In 1922, the citizens of Sacramento organized a junior college district, effectively granting Sacramento Junior College its administrative independence from Sacramento High School. This plan of organization remained in force until 1936, when the college became a part of the Sacramento City Unified School District.

Twenty-eight years later, as a result of a March 17, 1964, election, Sacramento City College separated from the Sacramento City Unified School District to join the newly organized Los Rios Junior College District, which took over the operation of American River College and Sacramento City College. Los Rios paid the total of $1.00 for the 75 acre Sacramento City College Campus. In October 1967, the Sacramento Pop Festival was held at the main campus' Charles C. Hughes Stadium. In 1970, the newly renamed Los Rios Community College District opened a third campus, Cosumnes River College. Folsom Lake College has recently been added to the district.

==Student life==
There are over 50 student clubs and groups on campus, although there are no official fraternities or sororities. The campus does not offer any dorms.

=== Student publications ===
The Sacramento City College yearbook was called the Pioneer when initially published in the 1920s. The format changed in the early 1970s, and it was discontinued by 1980. The school newspaper-originally named "the Blotter" in the 1920s—would be called "The Pony Express" for several decades. It is now called "the Express."

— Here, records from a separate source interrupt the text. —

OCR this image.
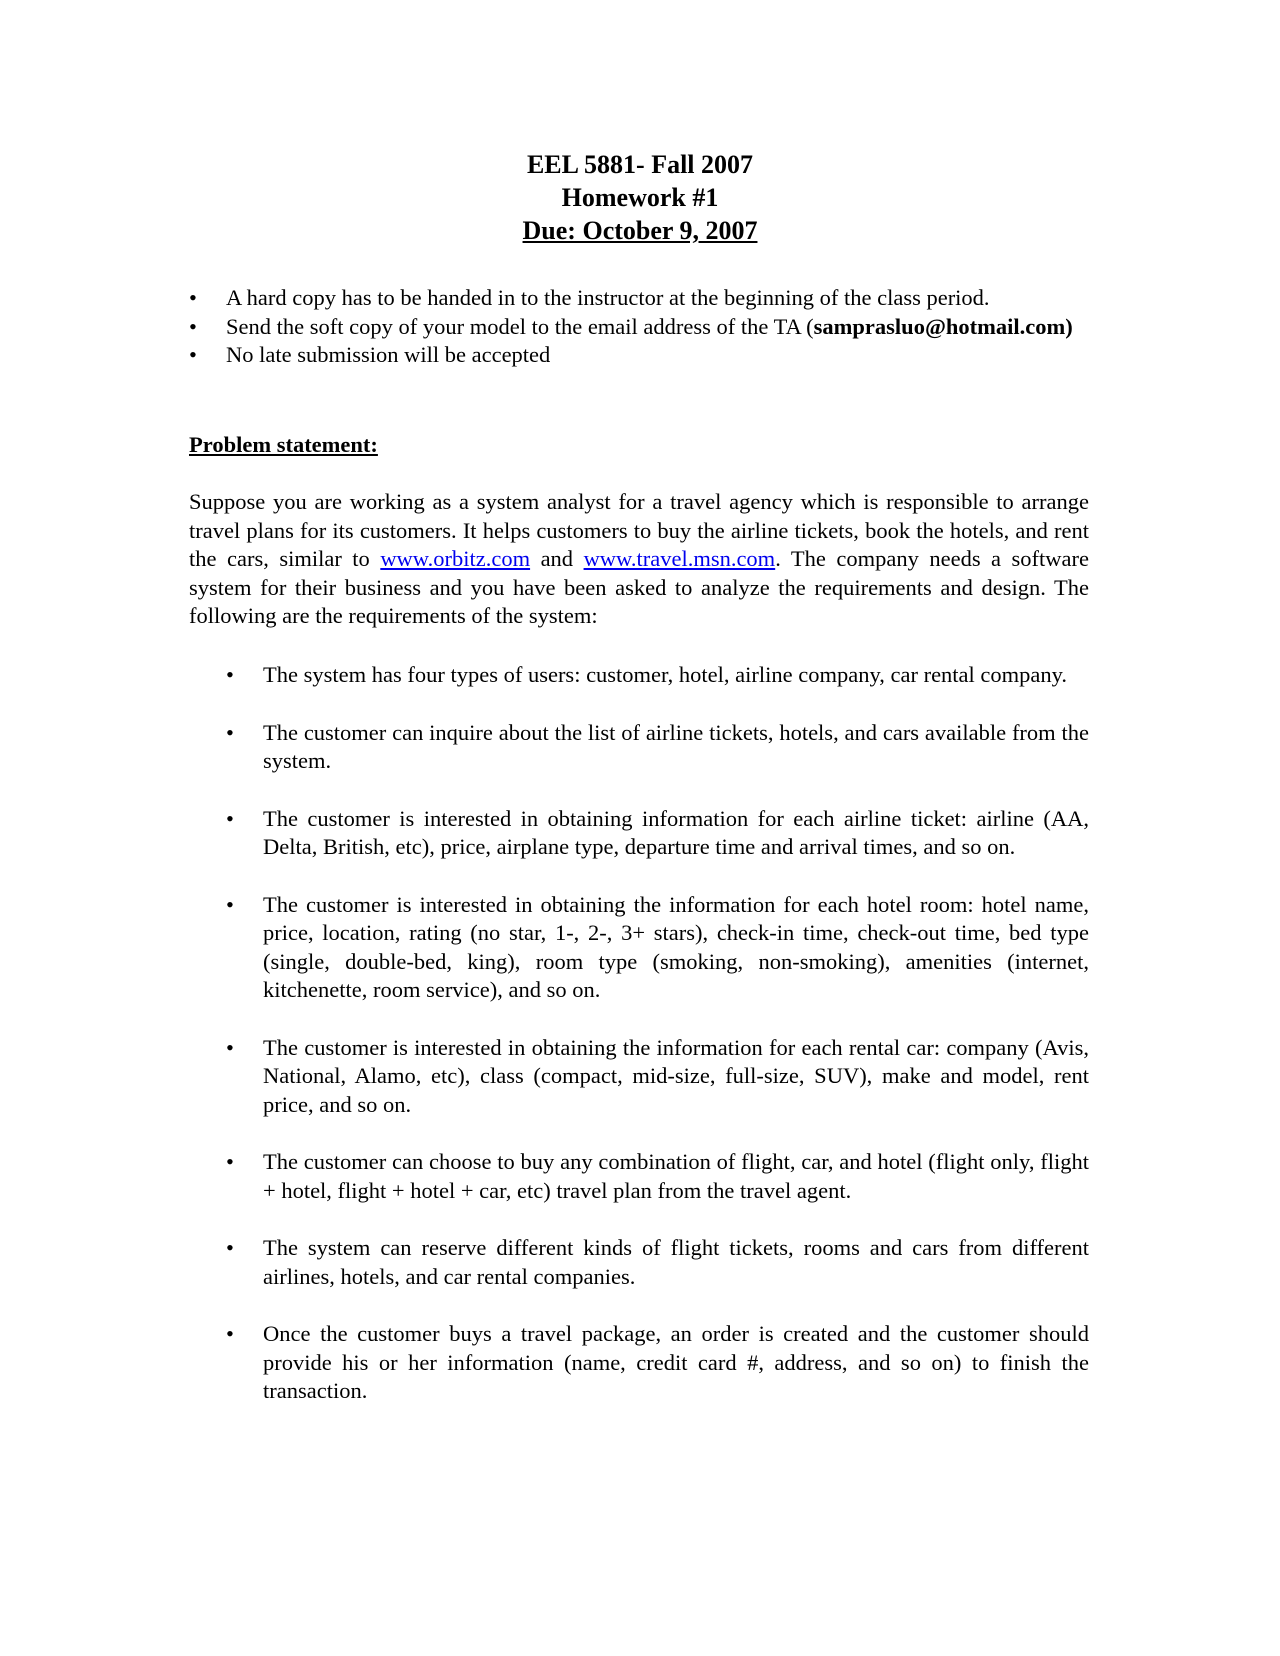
EEL 5881- Fall 2007
Homework #1
Due: October 9, 2007
• A hard copy has to be handed in to the instructor at the beginning of the class period.
• Send the soft copy of your model to the email address of the TA (samprasluo@hotmail.com)
• No late submission will be accepted
Problem statement:

Suppose you are working as a system analyst for a travel agency which is responsible to arrange travel plans for its customers. It helps customers to buy the airline tickets, book the hotels, and rent the cars, similar to www.orbitz.com and www.travel.msn.com. The company needs a software system for their business and you have been asked to analyze the requirements and design. The following are the requirements of the system:

• The system has four types of users: customer, hotel, airline company, car rental company.
• The customer can inquire about the list of airline tickets, hotels, and cars available from the system.
• The customer is interested in obtaining information for each airline ticket: airline (AA, Delta, British, etc), price, airplane type, departure time and arrival times, and so on.
• The customer is interested in obtaining the information for each hotel room: hotel name, price, location, rating (no star, 1-, 2-, 3+ stars), check-in time, check-out time, bed type (single, double-bed, king), room type (smoking, non-smoking), amenities (internet, kitchenette, room service), and so on.
• The customer is interested in obtaining the information for each rental car: company (Avis, National, Alamo, etc), class (compact, mid-size, full-size, SUV), make and model, rent price, and so on.
• The customer can choose to buy any combination of flight, car, and hotel (flight only, flight + hotel, flight + hotel + car, etc) travel plan from the travel agent.
• The system can reserve different kinds of flight tickets, rooms and cars from different airlines, hotels, and car rental companies.
• Once the customer buys a travel package, an order is created and the customer should provide his or her information (name, credit card #, address, and so on) to finish the transaction.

| Men's sports | Women's sports |
|---|---|
| Baseball | Basketball |
| Basketball | Cross Country |
| Cross Country | Golf |
| Football | Soccer |
| Swimming & diving | Softball |
| Track & field | Swimming & diving |
| Wrestling | Tennis |
|  | Track & field |
|  | Volleyball |
|  | Water Polo |

== Athletics ==
The Sacramento City College Panthers are members of the California Community College Athletic Association (CCCAA), and the Big 8 Conference. SCC fields 18 teams, including 10 women's teams and 8 men's teams. The baseball program has demonstrated the most consistent success with 37 league titles, 5 state titles, and 1 national title. On the women's side, the track and field team won 3 straight state titles (2003, 2004, 2005), while the softball program won 4 state titles between 1988 and 2004. Sac City's athletic alumni have competed in the Olympic Games, the World Series, the NFL playoffs, and a world championship boxing match. Several of its coaches (and former coaches) have coached or served in administrative positions on a national and international level, including the Olympic Games, the NFL, and Major League Baseball.

==Notable alumni==

Notable alumni from SCC include Sasha Gray, Academy Award-winning actress Jessica Chastain, senior United States district judge Morrison C. England Jr., and Congressman John E. Moss.